Uma das bases onde foram escondidos os militares da UNITA era a de Licua. No Cuando Cubango há uma aldeia Licua, entre Luenge e Dirico. Há outra aldeia Licua entre Mavenge e Lumeia, na estrada para Xamavera. 

A Licua da operação secreta foi inventada pela Inteligência Militar da África do Sul. Fica na confluência dos rios Luenge e Lumuna, na reserva do Mucusso. Tem as seguintes coordenadas: Latitude, 17 graus e um segundo Sul. Longitude, 21 graus e 17 segundos Este. Quem quiser verificar a traição pode ir lá ver os restos.

As outras bases que serviram para pulverizar o Acordo de Bicesse, estavam localizadas entre a fronteira da Zâmbia e da Namíbia, no Sudeste de Angola, mas longe da Jamba para não levantar suspeitas. Savimbi e toda a direcção da UNITA foram responsáveis directos pela rebelião armada contra a democracia, depois das eleições de Setembro de 1992.”

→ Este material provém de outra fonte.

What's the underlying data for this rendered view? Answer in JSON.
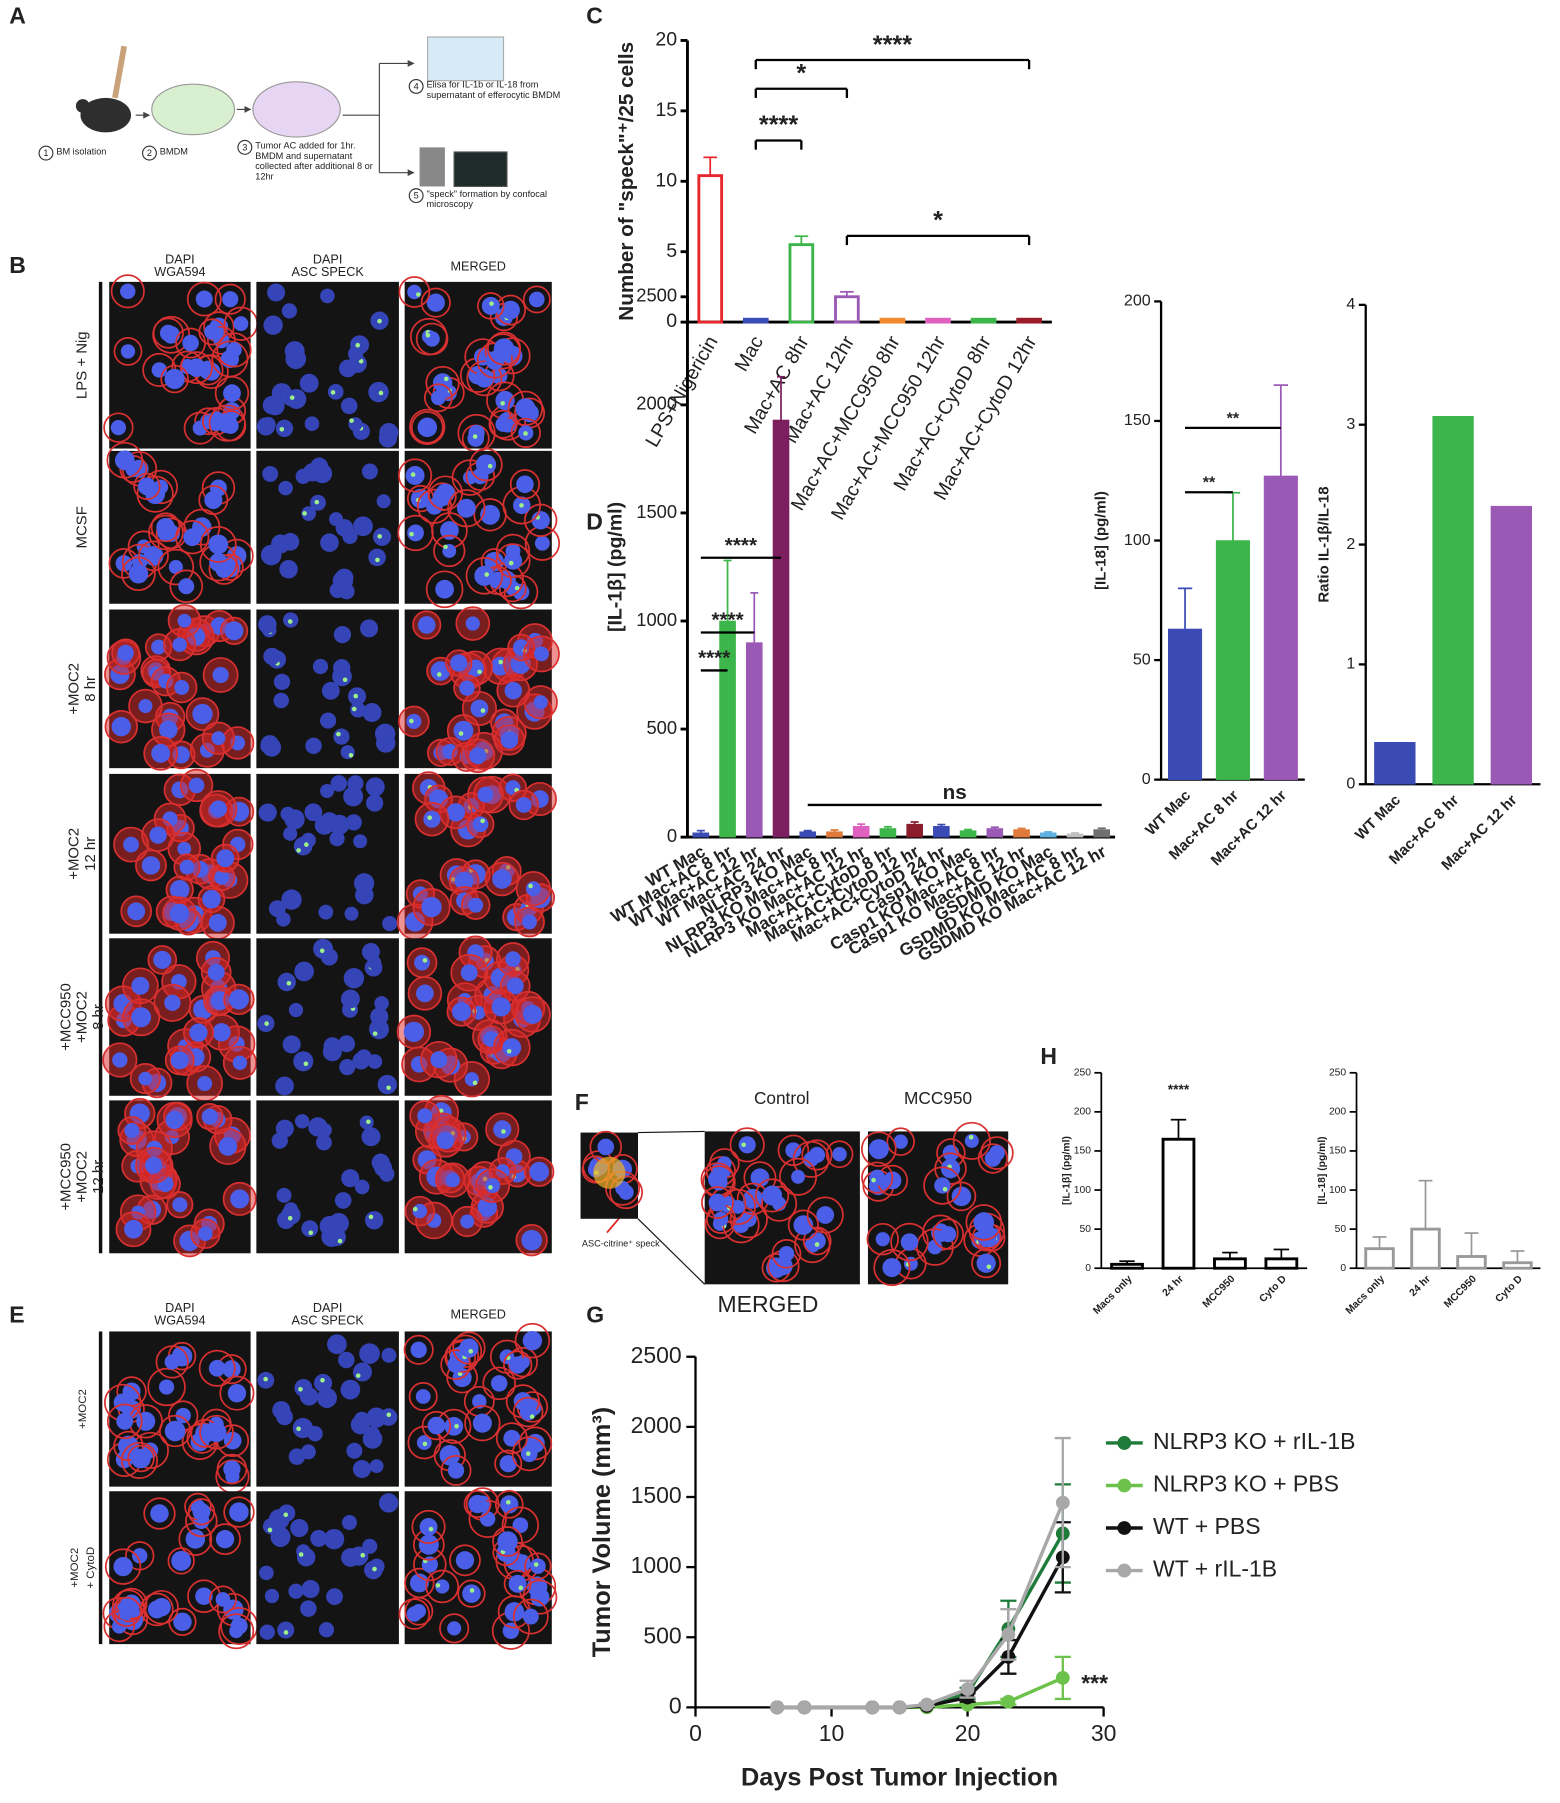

Chegou a hora de pôr o corredor do Lobito a correr para bem longe do poder em Angola. Quem pensa que a UNITA é alternativa, aí ficam as provas da sua traição ao regime democrático, que dava os primeiros passos. A UNITA é uma associação de malfeitores, não é um partido. Haja coragem no seio do MPLA para correr com o corredor do Lobito, de seu nome João Lourenço.